Tudo leva a crer que será 4 de outubro na cabeça

Maia diz que a Câmara Federal não possui votos para adiar eleições de 4 de outubro, conforme aprovou o Senado em duas votações

Tudo leva a crer que as eleições municipais ocorrerão mesmo no dia previsto pela Constituição Federal. Ou seja, 4 de outubro. Embora o Senado Federal tenha aprovado em duas votações a PEC adiando pleito para 15 e 29 de novembro, a Câmara deve rejeitar.

Como a decisão está nas mãos dos deputados, a pressão por parte dos prefeitos, principalmente, os que vão à reeleição, é grande. Sem o adiamento das eleições, haverá a dificuldade de campanha por parte da oposição. Porém, facilita para quem já está no poder, com visibilidade garantida nos últimos quatro anos.

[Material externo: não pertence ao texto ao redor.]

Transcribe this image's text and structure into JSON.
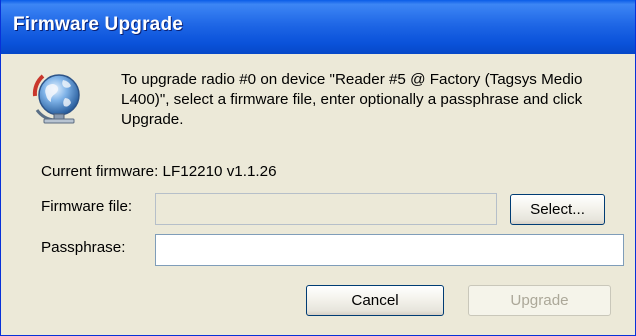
{
  "window": {
    "title": "Firmware Upgrade"
  },
  "icon": {
    "name": "globe-network-icon"
  },
  "message": "To upgrade radio #0 on device \"Reader #5 @ Factory (Tagsys Medio L400)\", select a firmware file, enter optionally a passphrase and click Upgrade.",
  "current_firmware": "Current firmware: LF12210 v1.1.26",
  "firmware_file": {
    "label": "Firmware file:",
    "value": ""
  },
  "select_button": "Select...",
  "passphrase": {
    "label": "Passphrase:",
    "value": ""
  },
  "buttons": {
    "cancel": "Cancel",
    "upgrade": "Upgrade"
  }
}
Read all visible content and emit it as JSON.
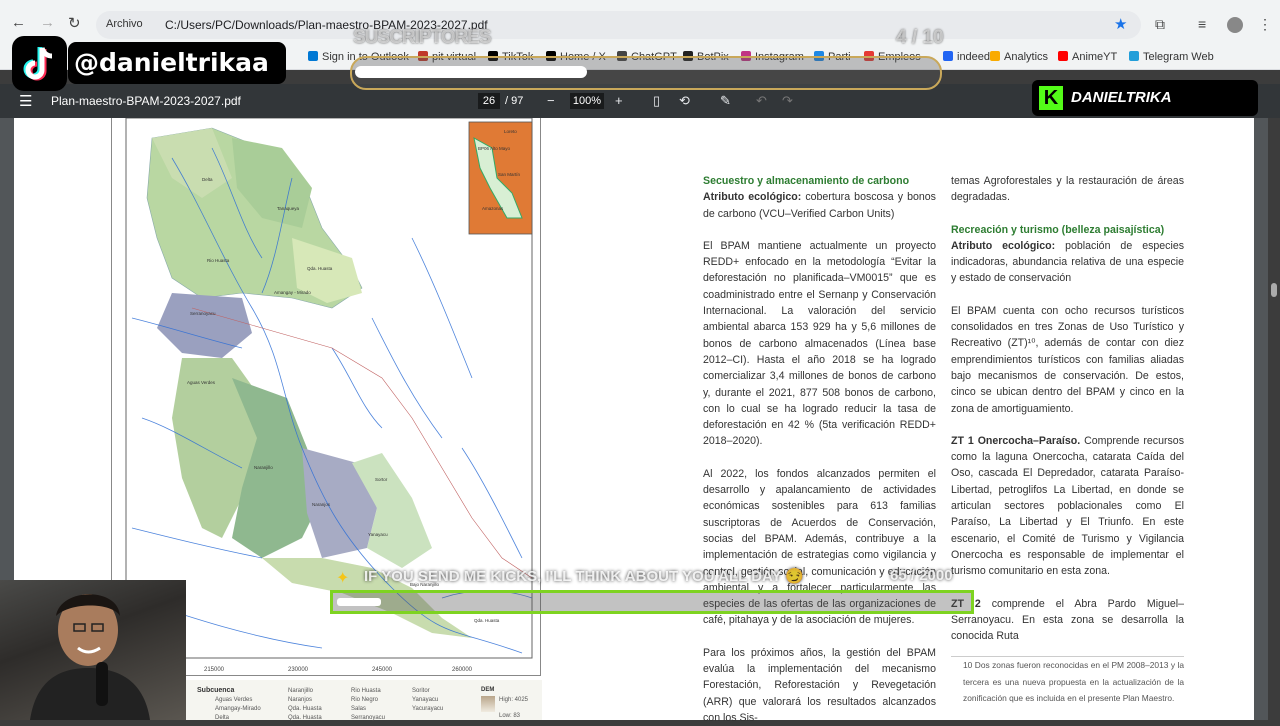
{
  "browser": {
    "info_label": "Archivo",
    "url": "C:/Users/PC/Downloads/Plan-maestro-BPAM-2023-2027.pdf",
    "bookmarks": [
      {
        "label": "Sign in to Outlook",
        "color": "#0078d4"
      },
      {
        "label": "pit virtual",
        "color": "#c0392b"
      },
      {
        "label": "TikTok",
        "color": "#000000"
      },
      {
        "label": "Home / X",
        "color": "#000000"
      },
      {
        "label": "ChatGPT",
        "color": "#444444"
      },
      {
        "label": "BotPix",
        "color": "#222222"
      },
      {
        "label": "Instagram",
        "color": "#c13584"
      },
      {
        "label": "Parti",
        "color": "#1e88e5"
      },
      {
        "label": "Empleos",
        "color": "#e53935"
      },
      {
        "label": "indeed",
        "color": "#2164f3"
      },
      {
        "label": "Analytics",
        "color": "#f9ab00"
      },
      {
        "label": "AnimeYT",
        "color": "#ff0000"
      },
      {
        "label": "Telegram Web",
        "color": "#229ed9"
      }
    ]
  },
  "pdf": {
    "title": "Plan-maestro-BPAM-2023-2027.pdf",
    "page_current": "26",
    "page_total": "/ 97",
    "zoom": "100%"
  },
  "map": {
    "subbasins": [
      "Delta",
      "Tanaqueya",
      "Rio Huasta",
      "Qda. Huasta",
      "Amangay - Mirado",
      "Serranoyacu",
      "Aguas Verdes",
      "Naranjillo",
      "Naranjos",
      "Sortor",
      "Yanayacu",
      "Bajo Naranjillo",
      "Qda. Huasta"
    ],
    "x_ticks": [
      "200000",
      "215000",
      "230000",
      "245000",
      "260000"
    ],
    "inset_labels": [
      "Loreto",
      "BP06 Alto Mayo",
      "San Martín",
      "Amazonas"
    ],
    "legend": {
      "title": "Subcuenca",
      "items": [
        "Aguas Verdes",
        "Amangay-Mirado",
        "Delta",
        "Naranjillo",
        "Naranjos",
        "Qda. Huasta",
        "Qda. Huasta",
        "Rio Huasta",
        "Rio Negro",
        "Salas",
        "Serranoyacu",
        "Soritor",
        "Yanayacu",
        "Yacurayacu"
      ],
      "dem_title": "DEM",
      "dem_high": "High: 4025",
      "dem_low": "Low: 83"
    }
  },
  "text": {
    "col1": {
      "heading1": "Secuestro y almacenamiento de carbono",
      "attr_label": "Atributo ecológico:",
      "attr_text": " cobertura boscosa y bonos de carbono (VCU–Verified Carbon Units)",
      "p1": "El BPAM mantiene actualmente un proyecto REDD+ enfocado en la metodología “Evitar la deforestación no planificada–VM0015” que es coadministrado entre el Sernanp y Conservación Internacional. La valoración del servicio ambiental abarca 153 929 ha y 5,6 millones de bonos de carbono almacenados (Línea base 2012–CI). Hasta el año 2018 se ha logrado comercializar 3,4 millones de bonos de carbono y, durante el 2021, 877 508 bonos de carbono, con lo cual se ha logrado reducir la tasa de deforestación en 42 % (5ta verificación REDD+ 2018–2020).",
      "p2": "Al 2022, los fondos alcanzados permiten el desarrollo y apalancamiento de actividades económicas sostenibles para 613 familias suscriptoras de Acuerdos de Conservación, socias del BPAM. Además, contribuye a la implementación de estrategias como vigilancia y control, gestión social, comunicación y educación ambiental y a fortalecer particularmente las especies de las ofertas de las organizaciones de café, pitahaya y de la asociación de mujeres.",
      "p3": "Para los próximos años, la gestión del BPAM evalúa la implementación del mecanismo Forestación, Reforestación y Revegetación (ARR) que valorará los resultados alcanzados con los Sis-"
    },
    "col2": {
      "p0": "temas Agroforestales y la restauración de áreas degradadas.",
      "heading2": "Recreación y turismo (belleza paisajística)",
      "attr_label": "Atributo ecológico:",
      "attr_text": " población de especies indicadoras, abundancia relativa de una especie y estado de conservación",
      "p1": "El BPAM cuenta con ocho recursos turísticos consolidados en tres Zonas de Uso Turístico y Recreativo (ZT)¹⁰, además de contar con diez emprendimientos turísticos con familias aliadas bajo mecanismos de conservación. De estos, cinco se ubican dentro del BPAM y cinco en la zona de amortiguamiento.",
      "zt1_label": "ZT 1 Onercocha–Paraíso.",
      "zt1_text": " Comprende recursos como la laguna Onercocha, catarata Caída del Oso, cascada El Depredador, catarata Paraíso-Libertad, petroglifos La Libertad, en donde se articulan sectores poblacionales como El Paraíso, La Libertad y El Triunfo. En este escenario, el Comité de Turismo y Vigilancia Onercocha es responsable de implementar el turismo comunitario en esta zona.",
      "zt2_label": "ZT 2",
      "zt2_text": " comprende el Abra Pardo Miguel–Serranoyacu. En esta zona se desarrolla la conocida Ruta",
      "footnote": "10  Dos zonas fueron reconocidas en el PM 2008–2013 y la tercera es una nueva propuesta en la actualización de la zonificación que es incluida en el presente Plan Maestro."
    }
  },
  "overlay": {
    "tiktok_handle": "@danieltrikaa",
    "subs_label": "SUSCRIPTORES",
    "subs_count": "4 / 10",
    "subs_progress": 0.4,
    "kick_name": "DANIELTRIKA",
    "kicks_message": "IF YOU SEND ME KICKS, I'LL THINK ABOUT YOU ALL DAY 😏",
    "kicks_count": "65 / 2000",
    "kicks_progress": 0.0325
  }
}
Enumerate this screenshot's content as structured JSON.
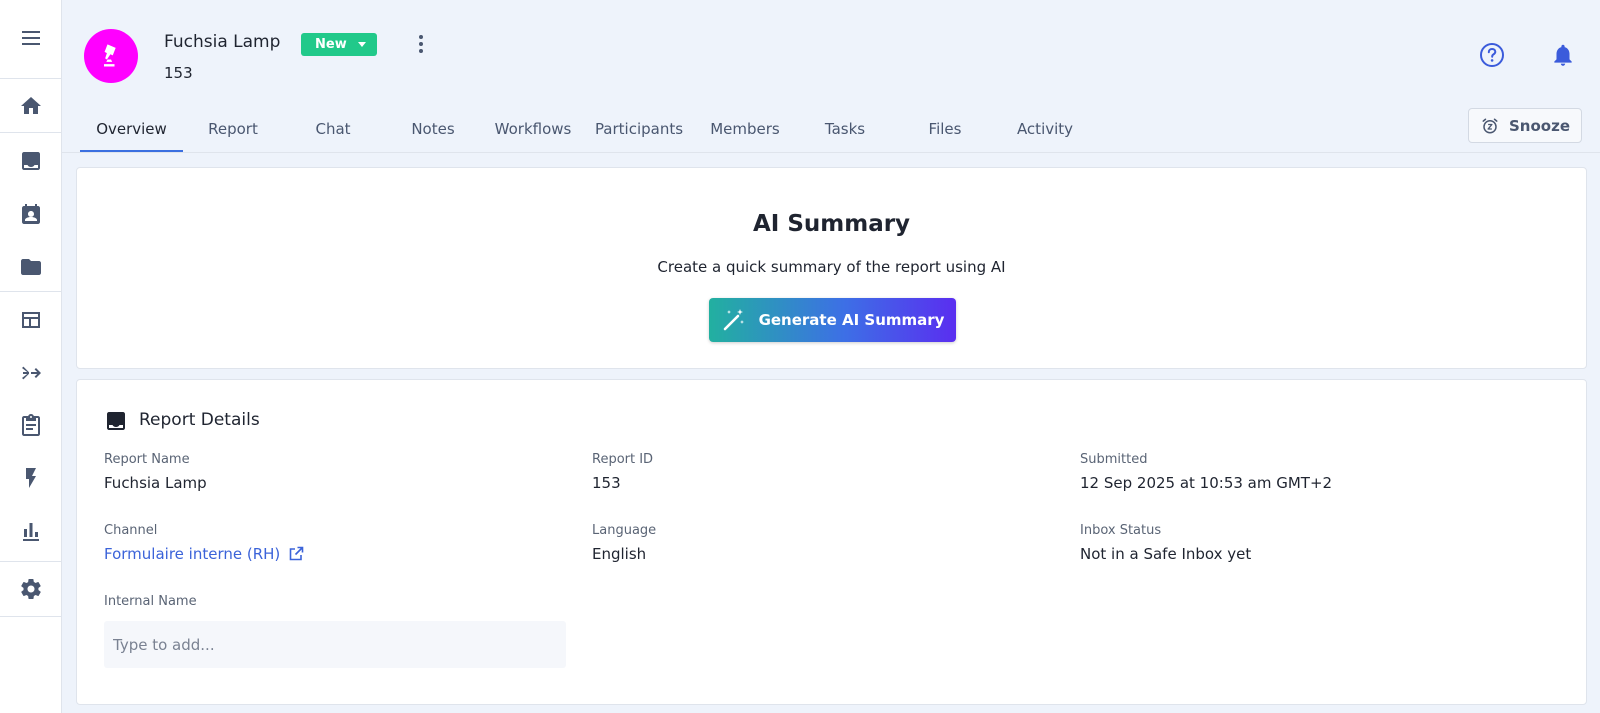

A mesma situação favorece os vereadores que vão à reeleição e que garantem os votos, mantendo cabos eleitorais em empregos públicos, por exemplo. Isso significa que a maioria dos vereadores de Guarapuava e de outros municípios brasileiros já estão com o retorno garantido. Entretanto, essa tese pode ser derrubada se o eleitor fizer uma avaliação profunda sobre quem vai representá-lo.

DE VOLTA À CÂMARA

Bem, vamos retornar à Câmara Federal. Embora o presidente da Câmara, Rodrigo Maia tenha voltado a defender o adiamento das eleições, em razão da pandemia de covid-19, ele já acena essa possível derrubada. Disse que ainda não há votos na Câmara para aprovar a matéria.

De acordo com Maia, prefeitos querem recursos para combater a pandemia, mas não querem adiar as eleições em razão da crise sanitária. “É interessante a pressão de prefeitos por recursos porque a pandemia atinge os municípios com alto número de infectados, a economia caindo e ao mesmo tempo, uma pressão pelo não adiamento. Se não precisa adiar a eleição, é porque não tem mais crise nos municípios”.

Todavia, os números diários mostram o contrário. Mas na maioria das vezes o que prevalece não são os interesses populares. Assim, será 4 de outubro na cabeça.